Criticism of Mouse Guard
- The GM’s turn felt like the characters were steamrolled out of Gwendolyn’s chambers and onto the road without any chance to prepare. The player suggested adding a Player’s turn before the GM’s turn. While I see the merit in allowing the mice to prepare, I’d much rather get rolling sooner rather than later. Another player suggested starting the mice out in the snow and having them flashback to the mission given to them by Gwendolyn. A third option would be to stop talking after the mission is given and give the players a little flexibility in how it starts. If one player says he wants to get maps, etc., just let him do it without a roll or any scenes involved.

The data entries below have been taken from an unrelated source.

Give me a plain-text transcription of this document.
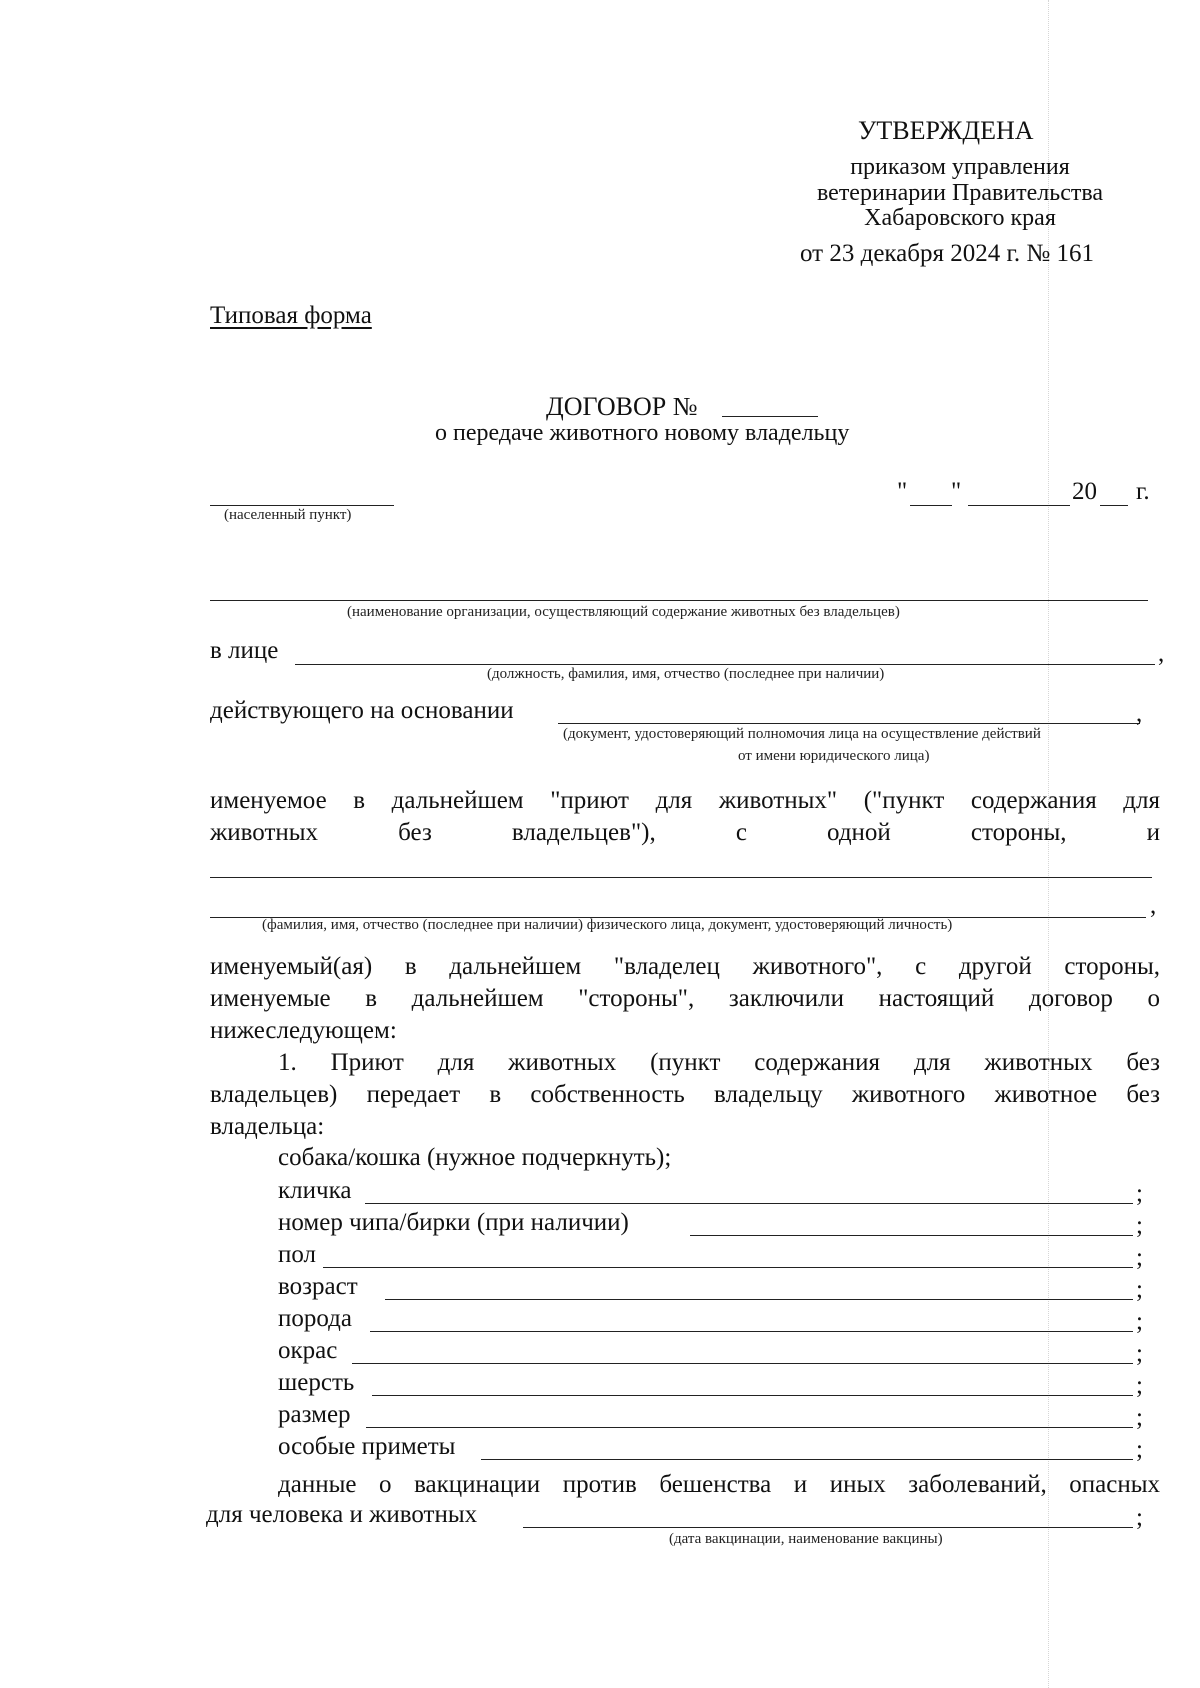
УТВЕРЖДЕНА
приказом управления
ветеринарии Правительства
Хабаровского края
от 23 декабря 2024 г. № 161
Типовая форма
ДОГОВОР №
о передаче животного новому владельцу
(населенный пункт)
" "	20 г.
(наименование организации, осуществляющий содержание животных без владельцев)
в лице	,
(должность, фамилия, имя, отчество (последнее при наличии)
действующего на основании	,
(документ, удостоверяющий полномочия лица на осуществление действий
от имени юридического лица)
именуемое в дальнейшем "приют для животных" ("пункт содержания для
животных без владельцев"), с одной стороны, и
,
(фамилия, имя, отчество (последнее при наличии) физического лица, документ, удостоверяющий личность)
именуемый(ая) в дальнейшем "владелец животного", с другой стороны,
именуемые в дальнейшем "стороны", заключили настоящий договор о
нижеследующем:
1. Приют для животных (пункт содержания для животных без
владельцев) передает в собственность владельцу животного животное без
владельца:
собака/кошка (нужное подчеркнуть);
кличка	;
номер чипа/бирки (при наличии)	;
пол	;
возраст	;
порода	;
окрас	;
шерсть	;
размер	;
особые приметы	;
данные о вакцинации против бешенства и иных заболеваний, опасных
для человека и животных	;
(дата вакцинации, наименование вакцины)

- Another player did not like that the only way to gain checks was to set yourself up for failure and would have preferred a flat number of checks. For me this breaks the entire trait system but it’s also indicative that I didn’t explain well enough that the mission will always proceed, regardless of success or failure. The game essentially rewards failure, which I love.
Notes I took during game.
- Remember to bring in the Mentors during the Players Turn. They should offer encouragement and or help.
- Make Robin pick a gender. I had two male characters, one female character and one named Robin who could be either male or female. My assumption was that the player would pick when the character was chosen. Instead the player opted for the gender to be uncertain (see Vaarsuvius from Order of the Stick, Chris from SNL, or other Shim jokes for reference). This caused some consternation in the group.
- I forgot a skill on Dain’s sheet and missed putting Resources and Circles on Brynn. Overall I think I need to look at the skills more and make sure that there is some niche protection as well as health overlap. I’ll probably do this by creating some skills at 4 on one character and 2 on another character.
- I need to write out a list of what Attack, Defend, Feint and Maneuver represent in conflicts other than fights.